When he gets to the mud pools, Carter sees the truck and travel trailer blocking the southbound lane, the right front tire completely submerged in mud. He meets the driver, a baby-faced kid in his early 20s down from Pahrump. Carter explains how tricky it can be turning around there. The ground can look dry on top, but underneath is seriously nasty stuff.

Carter hooks a rescue strap to the back of his Tacombover and puts the rig in four-wheel drive with the rear end locked. With the Ford sunk so deep, Carter has to get a running start to get the thing to budge, and on the fourth big pull, the suspension winds up and sends his rig jumping into the air. WHAM! — it plops back down, a grinding sound coming from his gearbox. Right away, Carter knows he’s got a big problem, so he unhooks his truck and limps it up to get his “Big Hoss” a red Dodge Ram 4500 that he uses to tow trailers across country. When he returns, a cruiser from the sheriff’s office has arrived.
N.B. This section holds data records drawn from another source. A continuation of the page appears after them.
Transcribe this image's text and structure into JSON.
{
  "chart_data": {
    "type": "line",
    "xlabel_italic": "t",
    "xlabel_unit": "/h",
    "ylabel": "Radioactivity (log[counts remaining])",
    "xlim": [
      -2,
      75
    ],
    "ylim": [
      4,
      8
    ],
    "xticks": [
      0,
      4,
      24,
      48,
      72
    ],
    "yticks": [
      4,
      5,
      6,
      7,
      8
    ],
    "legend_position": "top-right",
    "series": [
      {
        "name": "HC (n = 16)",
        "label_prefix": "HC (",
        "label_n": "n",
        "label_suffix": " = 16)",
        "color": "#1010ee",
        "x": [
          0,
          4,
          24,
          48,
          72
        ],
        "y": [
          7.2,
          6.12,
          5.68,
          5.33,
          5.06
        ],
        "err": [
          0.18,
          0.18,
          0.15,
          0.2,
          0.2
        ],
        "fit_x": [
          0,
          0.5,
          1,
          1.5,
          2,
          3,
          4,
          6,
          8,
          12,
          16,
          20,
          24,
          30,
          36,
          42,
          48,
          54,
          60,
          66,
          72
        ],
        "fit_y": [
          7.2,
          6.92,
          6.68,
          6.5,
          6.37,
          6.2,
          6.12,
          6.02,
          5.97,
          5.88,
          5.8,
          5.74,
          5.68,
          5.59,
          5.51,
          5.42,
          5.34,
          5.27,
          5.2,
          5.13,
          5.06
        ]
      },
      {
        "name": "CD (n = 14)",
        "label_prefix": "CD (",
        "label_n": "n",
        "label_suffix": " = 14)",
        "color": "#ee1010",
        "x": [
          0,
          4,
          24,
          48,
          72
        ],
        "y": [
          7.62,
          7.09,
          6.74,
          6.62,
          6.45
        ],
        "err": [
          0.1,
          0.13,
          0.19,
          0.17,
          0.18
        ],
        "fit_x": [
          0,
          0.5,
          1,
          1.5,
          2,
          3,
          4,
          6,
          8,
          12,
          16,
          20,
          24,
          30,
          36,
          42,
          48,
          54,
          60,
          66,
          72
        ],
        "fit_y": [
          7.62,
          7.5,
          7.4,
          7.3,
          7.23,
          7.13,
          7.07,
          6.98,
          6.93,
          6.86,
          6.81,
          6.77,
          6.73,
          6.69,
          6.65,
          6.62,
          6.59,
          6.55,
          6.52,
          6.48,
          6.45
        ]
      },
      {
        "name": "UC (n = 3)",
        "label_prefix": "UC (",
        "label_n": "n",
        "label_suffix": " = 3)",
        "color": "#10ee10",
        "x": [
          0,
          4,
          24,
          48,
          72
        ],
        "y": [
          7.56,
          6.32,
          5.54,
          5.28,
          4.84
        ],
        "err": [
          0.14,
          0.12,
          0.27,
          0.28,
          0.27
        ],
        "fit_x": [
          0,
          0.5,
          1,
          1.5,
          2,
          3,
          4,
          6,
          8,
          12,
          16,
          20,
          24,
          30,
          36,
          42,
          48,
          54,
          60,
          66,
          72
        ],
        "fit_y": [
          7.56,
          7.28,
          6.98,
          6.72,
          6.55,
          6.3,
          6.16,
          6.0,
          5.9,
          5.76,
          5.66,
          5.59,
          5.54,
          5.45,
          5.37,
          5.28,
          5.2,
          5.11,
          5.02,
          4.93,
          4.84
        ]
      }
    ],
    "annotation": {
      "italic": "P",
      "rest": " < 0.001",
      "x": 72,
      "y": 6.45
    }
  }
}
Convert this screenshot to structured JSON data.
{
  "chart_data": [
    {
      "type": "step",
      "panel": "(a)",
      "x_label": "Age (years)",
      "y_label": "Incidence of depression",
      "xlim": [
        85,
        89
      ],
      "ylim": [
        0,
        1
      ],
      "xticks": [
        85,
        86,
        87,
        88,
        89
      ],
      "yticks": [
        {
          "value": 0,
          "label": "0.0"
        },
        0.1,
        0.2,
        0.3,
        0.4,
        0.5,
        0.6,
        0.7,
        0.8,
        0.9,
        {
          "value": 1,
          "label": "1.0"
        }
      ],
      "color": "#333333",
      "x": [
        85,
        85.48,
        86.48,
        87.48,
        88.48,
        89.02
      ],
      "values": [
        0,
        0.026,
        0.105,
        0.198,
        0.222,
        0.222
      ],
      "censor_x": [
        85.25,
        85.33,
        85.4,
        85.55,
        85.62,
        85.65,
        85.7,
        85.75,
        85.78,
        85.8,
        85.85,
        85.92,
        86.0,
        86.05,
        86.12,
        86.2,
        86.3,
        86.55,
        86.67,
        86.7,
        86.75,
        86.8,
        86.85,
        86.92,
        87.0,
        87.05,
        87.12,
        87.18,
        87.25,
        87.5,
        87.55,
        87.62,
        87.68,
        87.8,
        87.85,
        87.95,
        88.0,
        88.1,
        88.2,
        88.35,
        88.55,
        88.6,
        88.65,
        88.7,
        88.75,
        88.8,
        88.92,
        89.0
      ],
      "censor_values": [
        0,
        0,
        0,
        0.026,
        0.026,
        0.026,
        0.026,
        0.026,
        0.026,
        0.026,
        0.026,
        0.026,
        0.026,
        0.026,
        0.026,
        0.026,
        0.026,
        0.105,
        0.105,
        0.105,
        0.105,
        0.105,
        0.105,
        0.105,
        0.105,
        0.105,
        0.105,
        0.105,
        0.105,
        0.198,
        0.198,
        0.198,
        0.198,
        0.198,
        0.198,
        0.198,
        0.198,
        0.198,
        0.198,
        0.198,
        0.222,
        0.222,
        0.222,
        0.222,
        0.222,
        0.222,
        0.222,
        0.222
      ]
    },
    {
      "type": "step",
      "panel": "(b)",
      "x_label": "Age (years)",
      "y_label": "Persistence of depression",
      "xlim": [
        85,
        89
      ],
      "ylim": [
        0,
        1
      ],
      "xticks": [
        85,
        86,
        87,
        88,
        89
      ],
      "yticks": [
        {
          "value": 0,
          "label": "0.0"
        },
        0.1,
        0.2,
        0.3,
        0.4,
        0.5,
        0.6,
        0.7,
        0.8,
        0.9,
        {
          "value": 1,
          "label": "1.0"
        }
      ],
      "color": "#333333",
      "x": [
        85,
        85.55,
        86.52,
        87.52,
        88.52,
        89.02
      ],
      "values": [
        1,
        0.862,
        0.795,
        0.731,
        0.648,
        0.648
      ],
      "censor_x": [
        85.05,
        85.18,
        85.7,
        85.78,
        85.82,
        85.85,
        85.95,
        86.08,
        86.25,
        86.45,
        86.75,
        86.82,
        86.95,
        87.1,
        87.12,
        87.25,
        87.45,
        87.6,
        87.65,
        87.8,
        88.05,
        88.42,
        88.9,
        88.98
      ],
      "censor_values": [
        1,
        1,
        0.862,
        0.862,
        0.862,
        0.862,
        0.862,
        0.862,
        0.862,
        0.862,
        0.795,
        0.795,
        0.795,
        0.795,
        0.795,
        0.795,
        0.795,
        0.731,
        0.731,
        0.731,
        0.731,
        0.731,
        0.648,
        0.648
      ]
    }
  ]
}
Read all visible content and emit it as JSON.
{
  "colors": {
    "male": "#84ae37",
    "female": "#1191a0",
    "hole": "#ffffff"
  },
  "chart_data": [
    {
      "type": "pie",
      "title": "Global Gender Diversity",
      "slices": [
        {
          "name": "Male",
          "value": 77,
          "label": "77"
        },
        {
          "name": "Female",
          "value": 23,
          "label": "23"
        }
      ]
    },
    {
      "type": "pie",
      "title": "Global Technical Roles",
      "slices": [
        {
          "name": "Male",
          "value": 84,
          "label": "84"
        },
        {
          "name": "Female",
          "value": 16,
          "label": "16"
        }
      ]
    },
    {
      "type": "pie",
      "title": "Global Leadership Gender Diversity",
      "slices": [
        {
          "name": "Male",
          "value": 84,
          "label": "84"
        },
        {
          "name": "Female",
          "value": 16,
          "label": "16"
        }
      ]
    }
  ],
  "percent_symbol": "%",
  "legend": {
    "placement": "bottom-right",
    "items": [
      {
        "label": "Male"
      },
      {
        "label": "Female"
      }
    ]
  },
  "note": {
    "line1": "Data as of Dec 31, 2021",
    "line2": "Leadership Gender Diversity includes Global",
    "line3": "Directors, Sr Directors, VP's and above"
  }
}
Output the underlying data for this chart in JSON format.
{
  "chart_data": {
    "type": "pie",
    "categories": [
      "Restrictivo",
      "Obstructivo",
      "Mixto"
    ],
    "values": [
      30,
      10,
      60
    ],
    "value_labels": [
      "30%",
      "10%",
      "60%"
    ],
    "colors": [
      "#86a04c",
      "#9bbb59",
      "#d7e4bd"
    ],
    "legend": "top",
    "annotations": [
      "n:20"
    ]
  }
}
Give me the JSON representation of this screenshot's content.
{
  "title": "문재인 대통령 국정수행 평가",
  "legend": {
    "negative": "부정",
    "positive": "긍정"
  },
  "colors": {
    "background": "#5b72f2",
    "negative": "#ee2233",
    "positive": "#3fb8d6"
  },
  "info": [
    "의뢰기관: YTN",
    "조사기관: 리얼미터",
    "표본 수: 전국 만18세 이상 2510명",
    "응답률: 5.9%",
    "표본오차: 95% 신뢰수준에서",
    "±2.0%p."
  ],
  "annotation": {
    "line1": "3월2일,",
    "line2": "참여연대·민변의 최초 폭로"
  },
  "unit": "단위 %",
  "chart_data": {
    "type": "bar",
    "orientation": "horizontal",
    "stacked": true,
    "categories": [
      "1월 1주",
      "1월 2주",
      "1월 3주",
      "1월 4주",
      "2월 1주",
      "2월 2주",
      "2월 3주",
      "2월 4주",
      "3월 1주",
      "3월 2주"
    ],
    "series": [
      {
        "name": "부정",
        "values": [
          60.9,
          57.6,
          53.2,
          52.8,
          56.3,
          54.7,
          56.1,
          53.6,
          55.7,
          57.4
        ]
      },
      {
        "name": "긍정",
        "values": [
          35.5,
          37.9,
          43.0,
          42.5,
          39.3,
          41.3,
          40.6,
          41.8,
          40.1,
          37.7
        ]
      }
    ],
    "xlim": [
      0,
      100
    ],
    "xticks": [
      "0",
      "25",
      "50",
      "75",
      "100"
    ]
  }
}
By now, Carter knows most of the deputies on a first-name basis.

“Policing that area comes with its own unique difficulties,” says Corporal Matt Graeff, of the Inyo County Sherriff’s Office. “We have about 5,000 square miles to cover out there, so we have to get creative with how we do things.” Graeff admits that people have a huge misconception of danger when traveling in places such as the Amargosa Valley. They break down out there and get heat stroke trying to walk for help, and in most situations, the $600-$900 towing fees are too much for the types of people who get stuck there.

“Paul will often tow people out or help them get their cars running, oftentimes for free, just so they can get to safety,” Graeff says. “He really cares about people and is willing to help, even if it’s somewhat of an inconvenience. He always takes the time to drop what he is doing to take a moment to look at a situation and help all he can.”

Eventually Carter hooks the Ford up to his Big Hoss, and after four or five good pulls, the F-150 rolls up onto the road again. It turns out that the driver has $87 on him, and Carter can’t help but smirk. He’s probably done $900 worth of damage to his gear box, but by now, he’s used to situations like these. No one comes out to the desert planning on getting stuck, after all.

“I’ve earned a lot of free beer,” Carter says. “Sometimes people will ask how they can pay me, and if the job is small enough, I just tell them to leave me a tab at the brewery. Most of the time it’s worth a beer or two, but sometimes they’ll leave a weeks’ worth.”

Indeed, Carter remembers he has a tab open from fixing a flat tire last week, and right when he’s about to head up to the bar to collect, Wandering Bill comes walking down the street again asking about his starter. Looks like happy hour will have to wait. Φ

EDITOR’S NOTE: This story was updated on April 3, 2023, to reflect that the Southern Inyo Fire Protection District does have some paid part-time staff; that it is Ross the Miner (not “Russ,” as previously stated); that the Tecopa Community Center offers Inyo County services; and that multiple fire crews responded to the fire at the China Ranch Date Farm. Desert Companion regrets the errors.